Former National Party prime minister Jim Bolger will lead a government working group looking at setting up sector wide collective negotiations.

Former prime minister Jim Bolger and Minister of Workplace Relations Iain Lees-Galloway have announced a plan to set up Fair Pay Agreements. Photo: RNZ/Chris Bramwell

The plan is to set up Fair Pay Agreements to be struck between unions and employers setting minimum terms and conditions of employment for all workers in an entire industry or occupation.

Under Mr Bolger‘s watch in the 1990s, the controversial Employment Contracts Act was passed, which saw the end of compulsory unions and the deregulation of employer-employee bargaining.

But now it appears he wants to get involved in a new form of collective bargaining.

“What we are looking at really is what is fair,” Mr Bolger said.

He will lead a nine-person panel made up of representatives from business, unions, academia, hospitality and sport.

He said he decided to take part because there was a sense out there that the world was no longer fair.

“That some have made obscene wealth and some are missing out altogether, we try to look after the bottom through minimum wage rates, but it‘s the middle that seems to be almost forgotten,” Mr Bolger said.

“What we have to do and what the panel will have to do – 10 good people – is find some answers in this space.”

Fair Pay Agreements would be industry or sector wide – like the care and support workers settlement done under the former National-led Government.

Minister of Workplace Relations Iain Lees-Galloway explained the difference between that kind of agreement and a Multi-Employer Collective Agreement.

“Multi-employer Collective Agreements only involve the specific employers that are involved in the bargaining, whereas this will apply across an occupation or an industry,” Mr Lees-Galloway said.

“It will apply to all employers, it will also apply to all workers, unionised or not.”

Mr Lees-Galloway said unlike existing collective bargaining, strikes and lockouts would not be permitted in negotiations for a Fair Pay Agreement.

He said there was some concern that if there was a form of industry wide bargaining, there could be industry wide industrial action – which would not be in anyone‘s best interests.

“There are other ways to deal with impasses and disagreements than just industrial action, that remains available for standard collective bargaining, multi-employer collective bargaining – nothing‘s changing there,” he said.

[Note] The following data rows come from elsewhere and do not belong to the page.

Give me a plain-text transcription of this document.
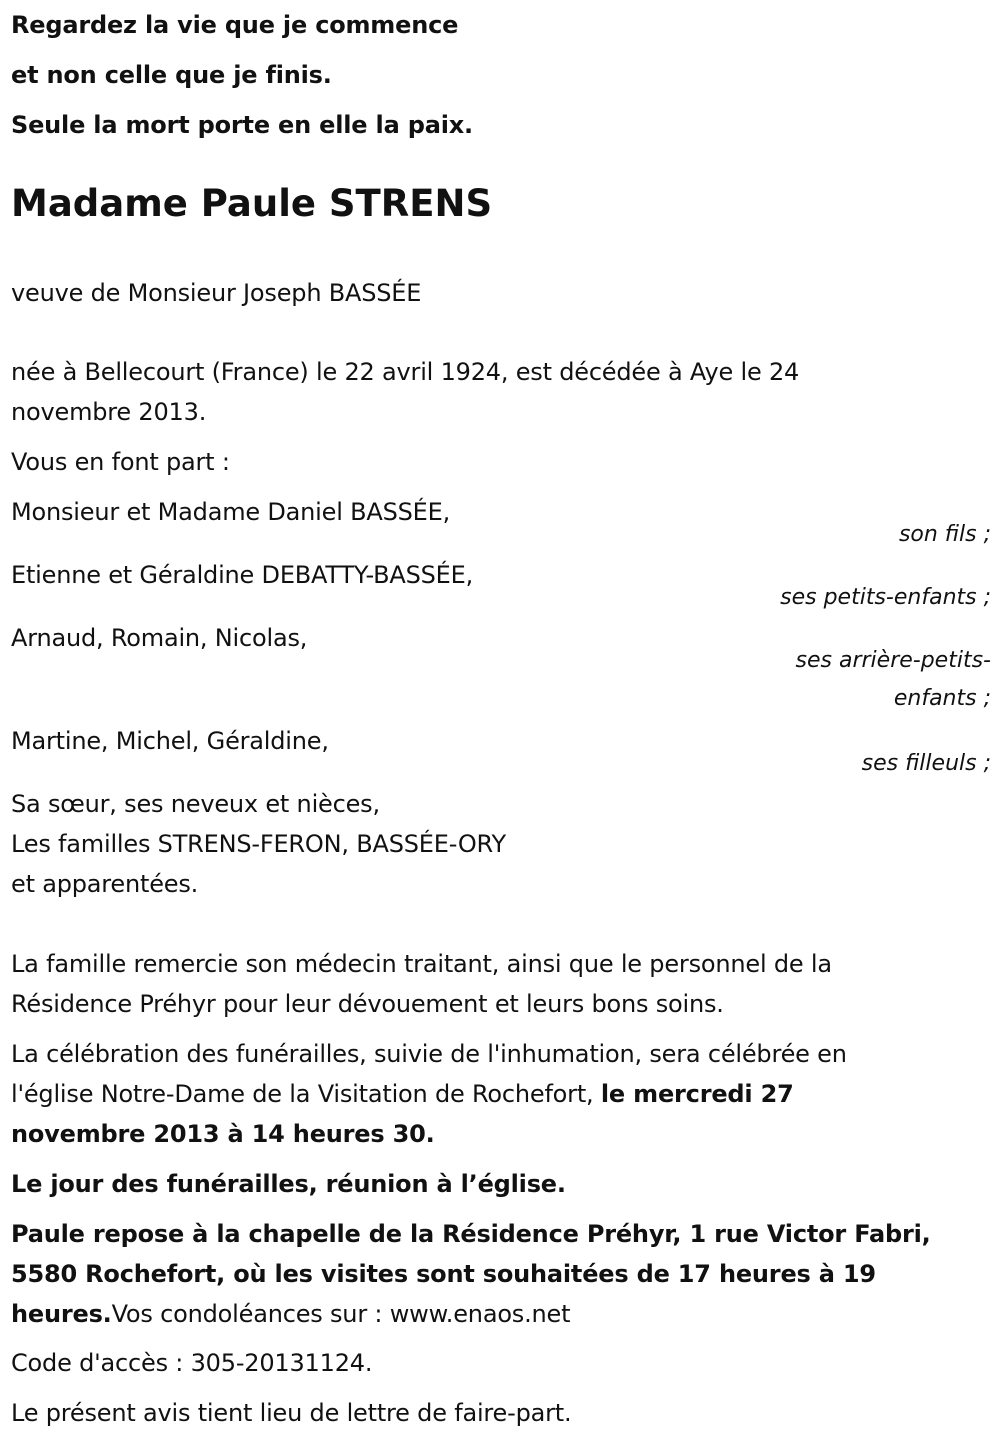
Regardez la vie que je commence
et non celle que je finis.
Seule la mort porte en elle la paix.
Madame Paule STRENS
veuve de Monsieur Joseph BASSÉE
née à Bellecourt (France) le 22 avril 1924, est décédée à Aye le 24
novembre 2013.
Vous en font part :
Monsieur et Madame Daniel BASSÉE,
son fils ;
Etienne et Géraldine DEBATTY-BASSÉE,
ses petits-enfants ;
Arnaud, Romain, Nicolas,
ses arrière-petits-enfants ;
Martine, Michel, Géraldine,
ses filleuls ;
Sa sœur, ses neveux et nièces,
Les familles STRENS-FERON, BASSÉE-ORY
et apparentées.
La famille remercie son médecin traitant, ainsi que le personnel de la
Résidence Préhyr pour leur dévouement et leurs bons soins.
La célébration des funérailles, suivie de l'inhumation, sera célébrée en
l'église Notre-Dame de la Visitation de Rochefort, le mercredi 27
novembre 2013 à 14 heures 30.
Le jour des funérailles, réunion à l’église.
Paule repose à la chapelle de la Résidence Préhyr, 1 rue Victor Fabri,
5580 Rochefort, où les visites sont souhaitées de 17 heures à 19
heures.Vos condoléances sur : www.enaos.net
Code d'accès : 305-20131124.
Le présent avis tient lieu de lettre de faire-part.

“But for these particular agreements, they are special, they do represent a significant change from how we do industrial relations in New Zealand and we think we can do them without industrial action.”

Business New Zealand chief executive John Milford said the businesses he represented did have some concerns about industry wide bargaining.

“Concerns around flexibility, ensuring that the flexibility is there for businesses to be able to interact with their employees to make sure that relationship is still strong there with their own employees in their own business,” Mr Milford said.

“Cost of course, cost is a concern, we want to ensure that all businesses can actually afford the outcomes, because if they can‘t afford the outcomes, then that is not a good thing for business.”

He said it was important that what came out of the working group and the ensuing legislation was something that was supported by the majority of businesses and employees.

“So we‘re going in with some concerns, having said that we are pleased to be of the solution, we are pleased to be around the table because if we can‘t put our concerns there then we can‘t stand on the outside and lob hand grenades in.”

Council of Trade Unions president Richard Wagstaff said he doesn‘t imagine the agreements would cover sectors where there was already strong collective bargaining.

“I doubt that we will see industry standard agreements for nurses or teachers or for a whole lot of workers who already have strong collectives,” Mr Wagstaff said.

“It‘s more likely to be in those industries where there isn‘t effective collective bargaining like the care and support industry.”

The working group will cost $300,000 – the money will come out of existing Ministry of Business Innovation and Employment baselines.

The panel is expected to make recommendations to the Minister by the end of this year.